「やっぱりハンス王だ。どうして
こんな格好を?」
「いや、城にいるときのあの格好だと町が騒がしく
なってしまうから。」
「城を留守にしたりしても大丈夫なんですか?」
マルクも尋ねた。
「ああそれは影武者がいるから問題ないよ。」
「へぇ~、ところであの花屋の女の子が
好きなんですか?」
ジルが核心をついた。
「えっ!まさか見てたのか?」
ハンス王は急に顔を赤らめた。
「ええ、バッチリと見とりました。
それで、どうなんですか?」
ジルはハンス王にぐいっと近づく。
「いやその...なんていうか...気になると
いうか......実は、好きなんだ。」
ハンス王はもじもじしながら答えた。
「よしここは俺達が人肌脱ぎましょう。
この愛のキューピット、ジル様がいれば
カップル成立間違い無しですよ。」
「誰が愛のキューピットですか!そんなの
初めて聞きましたよ。」
「まあまあ、細かいことは気にしないで。
それじゃあいってみよう、やってみよう。
名付けて『ラブラブ大作戦』!」
ジルのテンションはさらに上がった。
「くはぁー。
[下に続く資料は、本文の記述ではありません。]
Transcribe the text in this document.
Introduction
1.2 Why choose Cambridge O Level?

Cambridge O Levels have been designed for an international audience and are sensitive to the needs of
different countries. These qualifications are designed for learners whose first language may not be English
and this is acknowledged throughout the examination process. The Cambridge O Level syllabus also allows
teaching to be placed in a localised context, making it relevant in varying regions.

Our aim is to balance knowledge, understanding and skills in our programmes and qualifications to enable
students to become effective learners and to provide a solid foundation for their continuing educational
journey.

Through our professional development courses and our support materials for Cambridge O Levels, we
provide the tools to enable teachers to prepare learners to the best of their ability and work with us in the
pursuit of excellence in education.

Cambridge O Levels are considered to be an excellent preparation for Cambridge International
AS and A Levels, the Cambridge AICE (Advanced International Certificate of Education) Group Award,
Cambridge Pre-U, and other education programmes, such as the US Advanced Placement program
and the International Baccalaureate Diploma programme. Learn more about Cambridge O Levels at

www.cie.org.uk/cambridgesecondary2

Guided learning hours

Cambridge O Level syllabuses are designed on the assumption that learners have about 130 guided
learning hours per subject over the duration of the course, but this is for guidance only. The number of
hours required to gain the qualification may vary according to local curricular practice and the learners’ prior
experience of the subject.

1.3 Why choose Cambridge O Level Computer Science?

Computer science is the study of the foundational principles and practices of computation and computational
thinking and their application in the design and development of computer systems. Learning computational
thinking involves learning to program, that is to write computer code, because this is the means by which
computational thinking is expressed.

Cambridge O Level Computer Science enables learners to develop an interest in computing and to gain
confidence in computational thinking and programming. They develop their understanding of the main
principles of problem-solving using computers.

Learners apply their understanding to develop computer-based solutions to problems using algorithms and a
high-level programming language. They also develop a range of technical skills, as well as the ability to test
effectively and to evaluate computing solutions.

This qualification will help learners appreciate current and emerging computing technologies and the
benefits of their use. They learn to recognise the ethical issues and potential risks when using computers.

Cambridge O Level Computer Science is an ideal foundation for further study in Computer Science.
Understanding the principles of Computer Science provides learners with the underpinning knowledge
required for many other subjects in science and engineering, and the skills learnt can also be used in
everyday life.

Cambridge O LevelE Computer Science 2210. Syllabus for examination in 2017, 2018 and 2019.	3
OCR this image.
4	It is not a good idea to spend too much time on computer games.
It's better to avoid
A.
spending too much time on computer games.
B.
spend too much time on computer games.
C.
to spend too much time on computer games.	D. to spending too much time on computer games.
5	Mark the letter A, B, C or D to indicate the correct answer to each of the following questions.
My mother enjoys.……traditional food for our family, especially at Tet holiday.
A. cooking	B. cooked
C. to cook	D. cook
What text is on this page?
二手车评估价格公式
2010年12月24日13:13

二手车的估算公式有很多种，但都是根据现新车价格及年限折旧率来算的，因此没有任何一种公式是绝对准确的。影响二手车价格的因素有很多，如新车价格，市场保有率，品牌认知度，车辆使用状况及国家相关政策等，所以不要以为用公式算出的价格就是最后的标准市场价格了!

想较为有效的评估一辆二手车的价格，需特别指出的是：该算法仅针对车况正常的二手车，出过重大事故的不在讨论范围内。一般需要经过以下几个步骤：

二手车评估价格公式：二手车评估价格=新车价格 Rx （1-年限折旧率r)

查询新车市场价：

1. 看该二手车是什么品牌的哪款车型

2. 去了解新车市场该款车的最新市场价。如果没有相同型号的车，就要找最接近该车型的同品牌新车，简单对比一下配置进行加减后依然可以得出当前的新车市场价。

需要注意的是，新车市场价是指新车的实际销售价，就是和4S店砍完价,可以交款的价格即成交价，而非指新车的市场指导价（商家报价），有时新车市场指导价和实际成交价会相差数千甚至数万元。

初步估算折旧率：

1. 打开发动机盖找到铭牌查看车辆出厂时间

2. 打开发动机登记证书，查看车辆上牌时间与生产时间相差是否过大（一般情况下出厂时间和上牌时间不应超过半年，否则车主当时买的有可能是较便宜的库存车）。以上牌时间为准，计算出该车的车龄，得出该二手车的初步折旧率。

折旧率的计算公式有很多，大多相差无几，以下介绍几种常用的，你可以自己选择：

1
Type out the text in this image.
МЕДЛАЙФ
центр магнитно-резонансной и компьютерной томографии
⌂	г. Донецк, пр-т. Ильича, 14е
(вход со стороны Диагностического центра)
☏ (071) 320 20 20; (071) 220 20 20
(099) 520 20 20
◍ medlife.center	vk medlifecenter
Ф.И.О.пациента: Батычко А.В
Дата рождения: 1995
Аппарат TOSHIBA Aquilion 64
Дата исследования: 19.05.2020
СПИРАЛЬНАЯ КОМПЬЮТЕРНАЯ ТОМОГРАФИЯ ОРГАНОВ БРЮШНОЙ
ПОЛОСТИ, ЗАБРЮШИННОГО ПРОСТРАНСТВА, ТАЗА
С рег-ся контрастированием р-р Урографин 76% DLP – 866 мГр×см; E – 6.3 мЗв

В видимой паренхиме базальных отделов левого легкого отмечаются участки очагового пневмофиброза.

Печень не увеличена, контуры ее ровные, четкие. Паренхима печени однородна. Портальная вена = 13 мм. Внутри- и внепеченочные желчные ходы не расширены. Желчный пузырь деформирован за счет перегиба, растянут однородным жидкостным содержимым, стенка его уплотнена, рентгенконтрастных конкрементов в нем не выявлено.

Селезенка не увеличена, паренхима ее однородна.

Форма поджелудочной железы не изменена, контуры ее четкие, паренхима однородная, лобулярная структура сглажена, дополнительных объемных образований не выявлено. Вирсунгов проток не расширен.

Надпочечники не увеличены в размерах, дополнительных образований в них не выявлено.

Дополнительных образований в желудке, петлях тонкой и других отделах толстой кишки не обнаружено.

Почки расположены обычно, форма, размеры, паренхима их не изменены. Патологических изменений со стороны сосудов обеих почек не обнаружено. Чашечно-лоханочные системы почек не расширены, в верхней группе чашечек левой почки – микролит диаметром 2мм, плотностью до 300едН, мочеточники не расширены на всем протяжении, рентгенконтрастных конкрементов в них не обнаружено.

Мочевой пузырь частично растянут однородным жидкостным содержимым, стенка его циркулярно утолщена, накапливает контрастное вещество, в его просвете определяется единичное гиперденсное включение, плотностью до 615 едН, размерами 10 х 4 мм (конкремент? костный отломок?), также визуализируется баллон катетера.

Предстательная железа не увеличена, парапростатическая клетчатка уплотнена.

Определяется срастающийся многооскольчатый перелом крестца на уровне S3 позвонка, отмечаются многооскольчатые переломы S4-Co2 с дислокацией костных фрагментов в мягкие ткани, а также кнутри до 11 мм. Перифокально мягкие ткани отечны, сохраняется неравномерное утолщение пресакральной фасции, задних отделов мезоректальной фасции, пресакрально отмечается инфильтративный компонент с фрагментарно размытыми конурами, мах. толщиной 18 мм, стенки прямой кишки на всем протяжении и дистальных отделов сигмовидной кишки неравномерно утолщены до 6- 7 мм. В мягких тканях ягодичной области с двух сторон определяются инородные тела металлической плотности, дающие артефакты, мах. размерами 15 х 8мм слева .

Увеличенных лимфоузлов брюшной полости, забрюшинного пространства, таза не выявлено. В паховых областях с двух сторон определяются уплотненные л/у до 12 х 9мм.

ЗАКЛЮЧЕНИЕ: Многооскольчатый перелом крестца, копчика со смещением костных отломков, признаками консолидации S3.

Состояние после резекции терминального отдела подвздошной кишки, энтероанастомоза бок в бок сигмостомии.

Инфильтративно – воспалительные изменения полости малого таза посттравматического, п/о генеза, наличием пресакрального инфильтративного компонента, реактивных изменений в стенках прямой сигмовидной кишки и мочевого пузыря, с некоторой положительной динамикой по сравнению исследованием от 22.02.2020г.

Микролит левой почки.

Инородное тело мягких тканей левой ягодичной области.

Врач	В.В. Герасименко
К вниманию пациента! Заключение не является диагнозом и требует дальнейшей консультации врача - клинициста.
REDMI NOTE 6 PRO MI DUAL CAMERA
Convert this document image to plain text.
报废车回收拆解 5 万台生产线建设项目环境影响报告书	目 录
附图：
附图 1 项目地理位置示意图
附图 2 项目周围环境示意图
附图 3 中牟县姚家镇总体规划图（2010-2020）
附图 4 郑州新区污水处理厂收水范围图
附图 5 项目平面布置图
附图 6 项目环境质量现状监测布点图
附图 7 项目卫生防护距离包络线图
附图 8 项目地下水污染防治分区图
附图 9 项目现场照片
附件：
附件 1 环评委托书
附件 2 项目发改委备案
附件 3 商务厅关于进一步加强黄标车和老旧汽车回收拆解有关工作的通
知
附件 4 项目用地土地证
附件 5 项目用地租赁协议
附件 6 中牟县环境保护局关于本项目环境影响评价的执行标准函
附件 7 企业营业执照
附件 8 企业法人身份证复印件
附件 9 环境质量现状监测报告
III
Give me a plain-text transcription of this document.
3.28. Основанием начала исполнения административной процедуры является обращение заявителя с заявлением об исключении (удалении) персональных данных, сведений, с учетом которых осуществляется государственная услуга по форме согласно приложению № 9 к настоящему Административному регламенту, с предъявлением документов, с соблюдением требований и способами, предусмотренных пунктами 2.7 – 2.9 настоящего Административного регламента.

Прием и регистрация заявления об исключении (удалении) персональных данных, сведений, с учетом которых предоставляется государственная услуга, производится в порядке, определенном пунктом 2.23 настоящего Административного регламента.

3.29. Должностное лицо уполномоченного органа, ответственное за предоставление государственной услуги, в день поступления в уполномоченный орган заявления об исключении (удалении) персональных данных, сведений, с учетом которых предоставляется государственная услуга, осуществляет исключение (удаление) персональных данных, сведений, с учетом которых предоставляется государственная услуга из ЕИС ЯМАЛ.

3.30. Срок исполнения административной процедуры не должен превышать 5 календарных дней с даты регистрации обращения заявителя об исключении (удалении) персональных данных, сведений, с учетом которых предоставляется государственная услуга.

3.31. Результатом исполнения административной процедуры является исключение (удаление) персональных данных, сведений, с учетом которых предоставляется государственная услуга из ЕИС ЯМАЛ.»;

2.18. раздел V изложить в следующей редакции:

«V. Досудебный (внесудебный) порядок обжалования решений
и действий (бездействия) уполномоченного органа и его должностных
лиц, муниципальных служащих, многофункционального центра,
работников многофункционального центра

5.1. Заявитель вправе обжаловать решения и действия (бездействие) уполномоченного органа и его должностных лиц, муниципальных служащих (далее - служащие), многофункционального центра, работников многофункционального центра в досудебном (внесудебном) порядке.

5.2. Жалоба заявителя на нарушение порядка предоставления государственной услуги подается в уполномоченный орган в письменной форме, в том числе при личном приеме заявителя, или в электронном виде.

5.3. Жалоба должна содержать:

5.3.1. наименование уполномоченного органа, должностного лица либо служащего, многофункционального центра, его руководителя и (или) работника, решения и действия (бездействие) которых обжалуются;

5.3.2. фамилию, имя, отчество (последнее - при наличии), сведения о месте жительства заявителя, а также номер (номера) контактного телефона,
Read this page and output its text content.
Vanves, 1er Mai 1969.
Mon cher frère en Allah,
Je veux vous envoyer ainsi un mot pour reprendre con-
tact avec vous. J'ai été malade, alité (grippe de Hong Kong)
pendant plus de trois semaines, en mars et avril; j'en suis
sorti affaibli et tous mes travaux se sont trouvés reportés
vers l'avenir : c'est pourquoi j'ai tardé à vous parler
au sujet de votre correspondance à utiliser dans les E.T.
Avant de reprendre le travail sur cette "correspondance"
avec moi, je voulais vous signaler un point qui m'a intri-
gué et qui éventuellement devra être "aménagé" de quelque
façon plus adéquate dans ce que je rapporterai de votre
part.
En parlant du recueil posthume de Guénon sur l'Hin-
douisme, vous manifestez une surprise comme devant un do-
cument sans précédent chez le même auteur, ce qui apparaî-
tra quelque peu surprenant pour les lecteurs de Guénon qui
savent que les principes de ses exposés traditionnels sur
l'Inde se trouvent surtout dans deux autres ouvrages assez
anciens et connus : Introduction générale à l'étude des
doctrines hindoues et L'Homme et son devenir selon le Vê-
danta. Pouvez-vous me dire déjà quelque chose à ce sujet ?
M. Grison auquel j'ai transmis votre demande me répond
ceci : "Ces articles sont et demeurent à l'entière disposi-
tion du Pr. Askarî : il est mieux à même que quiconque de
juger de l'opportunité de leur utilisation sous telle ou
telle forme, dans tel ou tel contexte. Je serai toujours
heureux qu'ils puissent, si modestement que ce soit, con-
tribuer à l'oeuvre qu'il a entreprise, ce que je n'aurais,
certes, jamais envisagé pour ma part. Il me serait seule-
」
マルクとハンス王は恥ずかしくて
顔が真っ赤になった。
「その『ラブラブ大作戦』っていうのは
どうかと思うんですけど。」
「ん?分かりやすくていいと思ったんだけど。
『LOVE×2大作戦』の方がいい?」
「そういう問題ではなくて。表現が
ストレートすぎるでしょ。もっと
『花屋娘恋愛成就作戦』とか、ねぇハンス王。」
「その名前もどうかと思うが...」
「もう名前なんてどうでもいいよ。」
ジルはボソッと言い放ち話を投げ出した。
「ええぇー。」
自分から言ったことなのにと思う反面、
変な名前がつかなくてほっとするマルクとハンス王だった。
「あの~、そろそろ
作戦の中身の方を教えてくれるかな?」
すっかり落ち着いたハンス王が尋ねた。
「そうでした。まかせてください。
ちゃ~んと考えてありますから。
ところで相手の女の子のことで
知っていることを教えて
もらえますか、ハンス王。」
「いや、ほとんど喋ったことがないから
何にも、名前すら知らないんだ。」
「そんなことだと思いましたよ。
ハンス王の様子を見てたら。
そこで、
『作戦その1』
まず俺が客のふりをして花屋まで
行き、話をし相手の女の子の情報を
聞き出します。」
「へぇ~。」
マルクの顔が不安から笑顔に変わる。
「なんだよ、マルク。」
「最初ふざけてたから、いきなり
告白させたりとか思い切ったこと
するのかと思ってたんで、
意外だなーと感心しました。」
「ちょっと照れるだろ。やめろよ。
で、ハンス王には今日は何もやってもらうことは
ないのでまた明日の朝この辺りに来てください。」
「うむ、分かった。」
そう言ってハンス王は城へと帰っていった。
「それじゃ俺が探りに行ってくるよ。」
「私はいっしょには行かないのですか?」
「ああ、マルクには明日頑張ってもらう予定だから
今日はもう休んでていいよ、ふふふふ。」
ジルは不気味な笑みを浮かべて言った。
「なんか少し恐いんですけど、大丈夫ですか?」
「大丈夫、大丈夫だから今晩泊まる宿屋でも探して
おいてよ。そんなに時間はかからないはずだから
見つかったらすぐ花屋の近くまできたらいいよ。」
「分かりました。くれぐれも気をつけて。」
マルクに見送られ、ジルは一人で花屋に向かった。